Equipment upgrades help an eastern Colorado farmer extend water rights.

Priming and repriming agricultural pumps pose several challenges. The water source is almost always beneath the inlet piping of the pump, demanding greater net positive suction head required (NPSHR). Topography constraints often dictate where an inlet pipe can be dropped, further limiting solutions to the increased NPSHR problem.

While vertical turbine pumps are frequently used in agricultural installations, the combination of the pump’s minimal submergence needs, fixed location and drawdown effect can leave the installation unable to pump water for a portion of the year. In areas with widely fluctuating water levels, the problem worsens if the pump draws in enough mud and silt to impede irrigation. Multi-stage pumps address the problem, but because of their solids-handling size they have the added drawback of rocks kicked up in the flow stream.

The Problem

In Colorado, one pump distributor solved problems with agricultural water transfer by employing a technology more often used in mining and oil field pumps. The end user faced all the challenges of topography, changing river beds, NPSHR and vastly fluctuating water levels, in addition to concerns about water rights in irrigating fields.

Dry-priming pumpsDry-priming pumps prime and discharge from an enclosed pump house. This allows easy operation capabilities even during harsh Colorado winters. (Images courtesy of Cornell Pump Company)

One of the biggest challenges was effectively pulling water out of the South Platte River, which has unstable banks and channels. A nearby project tried intake screens on the river bottom with compressed air cleaning. That project originally failed, but after adjustments, the setup performed successfully by using artificial damm­ing to submerge vertical turbine pumps.

Some users drill head gate wells close to a river to pump water uphill and away for storage, as these pumps do. However, underground pumping levels require higher horsepower. The water is also subject to a decrease in augmentation credit for water rights because not all the water is considered directly pumped from the river.

Beyond the logistical considerations, the end user needed a reliable pump system that would replenish water into the eastern Colorado aquifer while remaining within his water rights.

The water rights are extended by pumping and storing free water from the South Platte River—a proven method of banking water for future use. Sometimes the water can be confined to an underground alluvial basin and suffer no losses. More often, the water is introduced into the alluvium and slowly makes its way back to the river. In either case, pumping into the aquifer is a good storage strategy.

Floating systemWater is screened efficiently with the floating system from the South Platte River and drawn through the underground piping.

The Solution

The distributor set up two dry-prime, water transfer pumps so the suction strainer basket could adjust to rising and falling river levels.

If the pumps stop receiving enough water, they can reprime themselves. They are equipped with a system that allows priming to occur unattended. It does not require a manual shut-off valve to prevent water carry-over to the diaphragm vacuum pump.

The selected pump has a 4-inch solids-handling capability for rocks that might pass through the screen or easily moving silt.

By using two pumps, the system produces more than 7,000 gallons of water per minute at 120 feet of discharge head.
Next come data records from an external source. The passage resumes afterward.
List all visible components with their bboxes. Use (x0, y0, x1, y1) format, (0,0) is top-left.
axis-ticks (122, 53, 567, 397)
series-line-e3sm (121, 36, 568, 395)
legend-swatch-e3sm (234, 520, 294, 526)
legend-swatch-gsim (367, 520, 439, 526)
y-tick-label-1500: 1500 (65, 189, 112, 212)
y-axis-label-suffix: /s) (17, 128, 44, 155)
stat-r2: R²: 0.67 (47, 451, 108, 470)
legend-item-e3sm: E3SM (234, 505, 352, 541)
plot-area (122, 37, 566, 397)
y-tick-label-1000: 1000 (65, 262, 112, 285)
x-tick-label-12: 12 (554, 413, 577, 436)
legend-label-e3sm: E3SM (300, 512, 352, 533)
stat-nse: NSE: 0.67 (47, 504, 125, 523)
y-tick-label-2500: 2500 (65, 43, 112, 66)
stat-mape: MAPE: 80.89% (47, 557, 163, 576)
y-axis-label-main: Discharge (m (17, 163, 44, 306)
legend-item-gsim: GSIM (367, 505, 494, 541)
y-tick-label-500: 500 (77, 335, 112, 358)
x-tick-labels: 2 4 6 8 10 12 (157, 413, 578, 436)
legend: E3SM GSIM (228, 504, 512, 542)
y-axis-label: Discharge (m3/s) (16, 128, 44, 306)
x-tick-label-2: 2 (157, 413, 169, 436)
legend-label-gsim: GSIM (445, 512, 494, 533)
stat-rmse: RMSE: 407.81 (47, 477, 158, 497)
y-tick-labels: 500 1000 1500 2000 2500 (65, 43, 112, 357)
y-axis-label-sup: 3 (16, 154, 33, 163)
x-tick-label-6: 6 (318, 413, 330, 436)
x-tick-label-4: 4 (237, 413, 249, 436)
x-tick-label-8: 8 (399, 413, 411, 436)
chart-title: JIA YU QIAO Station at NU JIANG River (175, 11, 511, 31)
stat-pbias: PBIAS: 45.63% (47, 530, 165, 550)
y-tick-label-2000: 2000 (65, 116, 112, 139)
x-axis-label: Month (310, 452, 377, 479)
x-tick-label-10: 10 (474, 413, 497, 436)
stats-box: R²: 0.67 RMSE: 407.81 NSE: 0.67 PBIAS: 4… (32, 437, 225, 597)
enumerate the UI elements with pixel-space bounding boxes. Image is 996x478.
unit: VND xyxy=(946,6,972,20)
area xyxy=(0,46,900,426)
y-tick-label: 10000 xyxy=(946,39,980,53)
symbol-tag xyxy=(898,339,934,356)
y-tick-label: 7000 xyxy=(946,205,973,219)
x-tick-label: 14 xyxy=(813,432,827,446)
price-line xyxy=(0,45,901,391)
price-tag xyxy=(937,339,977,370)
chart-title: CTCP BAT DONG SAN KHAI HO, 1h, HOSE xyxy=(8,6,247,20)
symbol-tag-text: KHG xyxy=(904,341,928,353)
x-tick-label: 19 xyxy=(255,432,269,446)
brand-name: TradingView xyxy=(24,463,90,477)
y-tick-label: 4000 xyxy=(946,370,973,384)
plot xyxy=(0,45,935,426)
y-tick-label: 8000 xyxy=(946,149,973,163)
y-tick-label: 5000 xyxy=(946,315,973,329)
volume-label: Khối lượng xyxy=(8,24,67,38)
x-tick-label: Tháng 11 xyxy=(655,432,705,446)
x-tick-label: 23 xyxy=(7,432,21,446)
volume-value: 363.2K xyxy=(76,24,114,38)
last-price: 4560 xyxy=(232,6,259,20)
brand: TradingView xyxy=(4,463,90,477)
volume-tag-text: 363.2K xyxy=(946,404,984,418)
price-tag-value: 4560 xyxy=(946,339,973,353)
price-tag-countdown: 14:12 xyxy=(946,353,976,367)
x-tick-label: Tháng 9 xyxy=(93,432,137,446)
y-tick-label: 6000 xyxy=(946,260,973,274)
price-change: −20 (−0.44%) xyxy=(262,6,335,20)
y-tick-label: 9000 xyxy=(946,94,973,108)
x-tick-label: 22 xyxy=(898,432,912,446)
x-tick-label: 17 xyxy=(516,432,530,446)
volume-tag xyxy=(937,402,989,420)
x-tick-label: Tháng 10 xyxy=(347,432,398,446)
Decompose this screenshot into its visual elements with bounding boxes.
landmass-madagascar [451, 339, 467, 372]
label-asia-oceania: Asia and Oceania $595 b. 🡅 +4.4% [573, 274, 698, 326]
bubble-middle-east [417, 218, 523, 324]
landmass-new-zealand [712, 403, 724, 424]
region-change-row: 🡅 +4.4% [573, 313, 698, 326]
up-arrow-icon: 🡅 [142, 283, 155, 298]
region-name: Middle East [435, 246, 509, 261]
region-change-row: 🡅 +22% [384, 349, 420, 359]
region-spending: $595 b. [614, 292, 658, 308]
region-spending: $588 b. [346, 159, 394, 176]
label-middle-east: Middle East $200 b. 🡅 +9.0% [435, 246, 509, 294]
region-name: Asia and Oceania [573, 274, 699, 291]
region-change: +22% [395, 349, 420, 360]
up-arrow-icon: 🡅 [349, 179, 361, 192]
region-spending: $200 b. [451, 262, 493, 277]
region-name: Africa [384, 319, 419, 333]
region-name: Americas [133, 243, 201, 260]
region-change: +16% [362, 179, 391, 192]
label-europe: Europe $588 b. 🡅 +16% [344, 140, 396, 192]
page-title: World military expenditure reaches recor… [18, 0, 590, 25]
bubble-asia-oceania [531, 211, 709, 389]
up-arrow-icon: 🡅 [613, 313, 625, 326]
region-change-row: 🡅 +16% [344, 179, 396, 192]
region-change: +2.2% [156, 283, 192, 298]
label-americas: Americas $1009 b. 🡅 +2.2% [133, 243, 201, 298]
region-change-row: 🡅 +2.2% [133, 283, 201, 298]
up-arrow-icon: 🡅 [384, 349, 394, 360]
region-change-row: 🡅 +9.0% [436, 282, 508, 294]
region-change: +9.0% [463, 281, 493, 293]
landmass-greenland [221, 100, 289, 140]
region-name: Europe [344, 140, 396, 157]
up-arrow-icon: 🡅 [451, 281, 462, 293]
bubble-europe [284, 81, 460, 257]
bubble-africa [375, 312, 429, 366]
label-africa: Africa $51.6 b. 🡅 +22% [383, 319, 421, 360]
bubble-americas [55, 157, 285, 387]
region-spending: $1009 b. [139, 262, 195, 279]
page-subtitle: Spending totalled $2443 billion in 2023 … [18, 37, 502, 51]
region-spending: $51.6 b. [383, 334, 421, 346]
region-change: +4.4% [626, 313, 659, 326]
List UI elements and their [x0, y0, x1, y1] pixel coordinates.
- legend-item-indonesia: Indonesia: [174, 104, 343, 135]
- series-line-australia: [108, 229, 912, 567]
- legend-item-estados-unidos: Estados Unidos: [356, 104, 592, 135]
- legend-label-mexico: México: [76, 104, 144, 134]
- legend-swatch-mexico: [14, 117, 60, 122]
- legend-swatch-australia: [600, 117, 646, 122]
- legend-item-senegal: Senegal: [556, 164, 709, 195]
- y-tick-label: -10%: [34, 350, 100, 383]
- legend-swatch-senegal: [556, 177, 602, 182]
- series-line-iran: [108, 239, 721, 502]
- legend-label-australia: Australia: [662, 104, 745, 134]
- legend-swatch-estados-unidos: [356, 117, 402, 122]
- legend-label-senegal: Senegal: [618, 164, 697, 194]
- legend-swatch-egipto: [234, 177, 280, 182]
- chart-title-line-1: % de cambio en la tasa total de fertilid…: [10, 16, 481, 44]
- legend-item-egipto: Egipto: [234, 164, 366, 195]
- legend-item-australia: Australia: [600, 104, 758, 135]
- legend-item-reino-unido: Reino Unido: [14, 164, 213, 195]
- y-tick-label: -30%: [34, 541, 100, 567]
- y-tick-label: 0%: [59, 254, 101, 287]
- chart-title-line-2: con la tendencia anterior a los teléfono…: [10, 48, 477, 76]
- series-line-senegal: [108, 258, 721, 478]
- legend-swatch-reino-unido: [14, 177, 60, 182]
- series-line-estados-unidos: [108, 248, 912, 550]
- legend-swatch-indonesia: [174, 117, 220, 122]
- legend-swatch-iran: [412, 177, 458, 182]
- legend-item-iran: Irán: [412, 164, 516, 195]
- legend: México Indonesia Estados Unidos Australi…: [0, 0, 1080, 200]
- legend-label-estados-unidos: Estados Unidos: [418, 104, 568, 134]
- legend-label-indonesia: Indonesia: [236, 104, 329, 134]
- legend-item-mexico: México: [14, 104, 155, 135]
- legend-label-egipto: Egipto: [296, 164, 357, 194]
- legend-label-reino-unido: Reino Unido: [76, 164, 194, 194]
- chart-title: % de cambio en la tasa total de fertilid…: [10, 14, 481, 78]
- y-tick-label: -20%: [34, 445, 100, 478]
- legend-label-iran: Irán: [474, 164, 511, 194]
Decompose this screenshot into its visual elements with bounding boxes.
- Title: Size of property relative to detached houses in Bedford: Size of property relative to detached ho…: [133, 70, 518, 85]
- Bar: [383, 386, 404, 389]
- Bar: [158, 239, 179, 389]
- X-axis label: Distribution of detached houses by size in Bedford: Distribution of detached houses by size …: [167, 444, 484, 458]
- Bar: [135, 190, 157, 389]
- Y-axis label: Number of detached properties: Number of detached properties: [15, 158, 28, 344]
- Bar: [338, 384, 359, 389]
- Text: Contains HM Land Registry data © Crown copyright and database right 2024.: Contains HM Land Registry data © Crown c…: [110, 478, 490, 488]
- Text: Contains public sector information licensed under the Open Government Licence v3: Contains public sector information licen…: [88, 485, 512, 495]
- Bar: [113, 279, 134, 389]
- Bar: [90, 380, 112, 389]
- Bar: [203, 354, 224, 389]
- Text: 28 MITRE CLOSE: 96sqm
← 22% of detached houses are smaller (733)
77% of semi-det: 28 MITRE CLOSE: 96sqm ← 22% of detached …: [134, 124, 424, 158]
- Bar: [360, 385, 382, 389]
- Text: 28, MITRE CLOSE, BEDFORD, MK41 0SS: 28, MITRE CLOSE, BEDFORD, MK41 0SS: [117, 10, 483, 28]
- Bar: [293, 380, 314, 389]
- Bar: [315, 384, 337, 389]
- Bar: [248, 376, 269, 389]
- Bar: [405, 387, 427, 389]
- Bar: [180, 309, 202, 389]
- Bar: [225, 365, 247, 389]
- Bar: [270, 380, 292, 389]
They required only 6.77 feet of NPSHR.

The pumps are housed in a building away from the river, where they can be maintained and serviced with ease and comfort—rather than being directly over the riverbank and exposed to the environment.

Water discharged from pumps into aquiferWater is discharged from the pumps into the aquifer. In just a few months, the end user was able to pump more than two years of replenishment for his water back into the aquifer.

A specialized seal system keeps the back of the tungsten-face mechanical seals lubricated as the pumps prime water. None of the lubricant contaminates the pumped fluid.

A diaphragm vacuum pump pulling 50 cubic feet per minute on each pump primes the system rapidly. The pump end is 81 percent efficient at 1,200 rpm using 136 horsepower at the design point.

Results

The pumps have soaked the aquifer with enough water for the next two years. The system saves thousands of dollars each year in energy costs when compared with a turbine. The repriming system works well and without an attendant needing to be present. Personnel can work on the pumps in a sheltered environment.

The end user reported that the system “primes well initially, reprimes as needed and complements pumps that are well-built and high in efficiency.”

The system continues to perform well, and in light of the ongoing drought conditions affecting the West, will pay dividends for years to come.